Weird Split


January 2, 2015 by Laird

Having read extensively for the Jacksons and the Year’s Best Weird, the major split I’ve seen is between miserablist and non-miserablist philosophy. The latter (especially US writing) favors direct, precipitous action, bombast, and arrogance/ignorance. The former is often driven by themes of impotence, emasculation, and paranoia. Simon Strantzas theorizes that contemporary weird fiction in North America is defined by a “philosopher-explorer mindset.” I think he’s on to something. The loss of empire seems the root of much of British weird’s preoccupation with guilt and suffering.

4 thoughts on “Weird Split

  1. “It’s these feelings of disconnection that form the primary power of the strange tale…” and it seems like it is mostly men who write these themes.

    I have noticed the shift away from the “Great White Male Hope” of late, especially if you have watched the top Disney releases; there is a new theme: women saving women. Maleficent, Frozen, and Brave: women are saving themselves in the movies, and I do hope young girls will grow up not feeling like they have to be “saved” by anyone. However, these men who write the stories where guilt, impotence, etc. are themes – men will have to learn new identities, and get used to not being the center of attention, at least in western culture (since that’s the only culture I am familiar with.)
    ( A side note- why impotence? wouldn’t it be refreshing to not have to continue in a traditional so-called masculine role? I am also a big believer in Men’s rights – for example, if a woman is allowed maternity leave, shouldn’t a man also be allowed this as a right, not a privilege?)
    I work at a large medical school, and there have been many instances of young female residents/doctors whose husbands stay home and raise the kids. I work with an at-home-dad who also has his MFA in writing, so when the kid is asleep or occupied, he can write, and he appears to be happy with this arrangement. So would he fit into the non-miserablist philosophy ? I think so.

    • Fenris Technique says:

      I wouldn’t say there’s a ‘shift away’ so much as an ever-present assault from a gallery of misguided folks who insist on dividing art along the race/gender/age/sexuality lines of the artist or protagonist.

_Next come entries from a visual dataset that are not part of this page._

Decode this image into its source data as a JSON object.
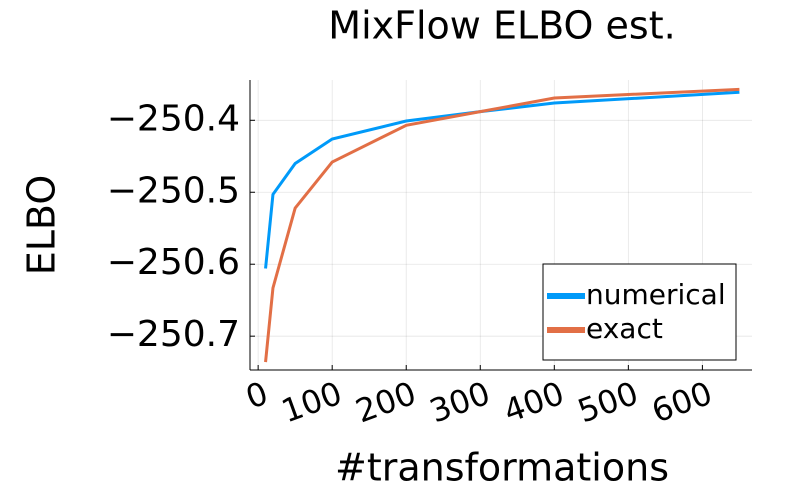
{
  "chart_data": {
    "type": "line",
    "title": "MixFlow ELBO est.",
    "xlabel": "#transformations",
    "ylabel": "ELBO",
    "x": [
      10,
      20,
      50,
      100,
      200,
      300,
      400,
      650
    ],
    "series": [
      {
        "name": "numerical",
        "color": "#009af9",
        "values": [
          -250.606,
          -250.503,
          -250.46,
          -250.426,
          -250.401,
          -250.388,
          -250.376,
          -250.361
        ]
      },
      {
        "name": "exact",
        "color": "#e26f46",
        "values": [
          -250.736,
          -250.633,
          -250.522,
          -250.458,
          -250.407,
          -250.388,
          -250.369,
          -250.357
        ]
      }
    ],
    "xlim": [
      -11,
      667
    ],
    "ylim": [
      -250.747,
      -250.344
    ],
    "xticks": [
      0,
      100,
      200,
      300,
      400,
      500,
      600
    ],
    "yticks": [
      {
        "value": -250.7,
        "label": "−250.7"
      },
      {
        "value": -250.6,
        "label": "−250.6"
      },
      {
        "value": -250.5,
        "label": "−250.5"
      },
      {
        "value": -250.4,
        "label": "−250.4"
      }
    ],
    "grid": true,
    "legend": "bottom-right"
  }
}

      I can only hope future generations are able to enjoy the female heroines portrayed by Disney without also feeling compelled to disparage another demographic in the same breath. Really, there’s room enough in literature and movies for everyone to be a hero/heroine.

      • Good point, but just so you understand, I have not assigned a value (good or bad) to what is happening in some parts of popular culture. I have just observed that these things (women helping themselves) are being expressed.

  2. Fenris Technique says:

    I appreciate the clarification. I just wanted to voice my firm belief that one can be pro-Elsa without also being anti-Indiana Jones, it’s not a zero sum game. And while a male protagonist in a non-masculine role might be ‘refreshing’, surely we don’t have to kick Conan out of Aquilonia in order for that tale to be told. The tent of human imagination is vast, plenty of room for all, both old and new.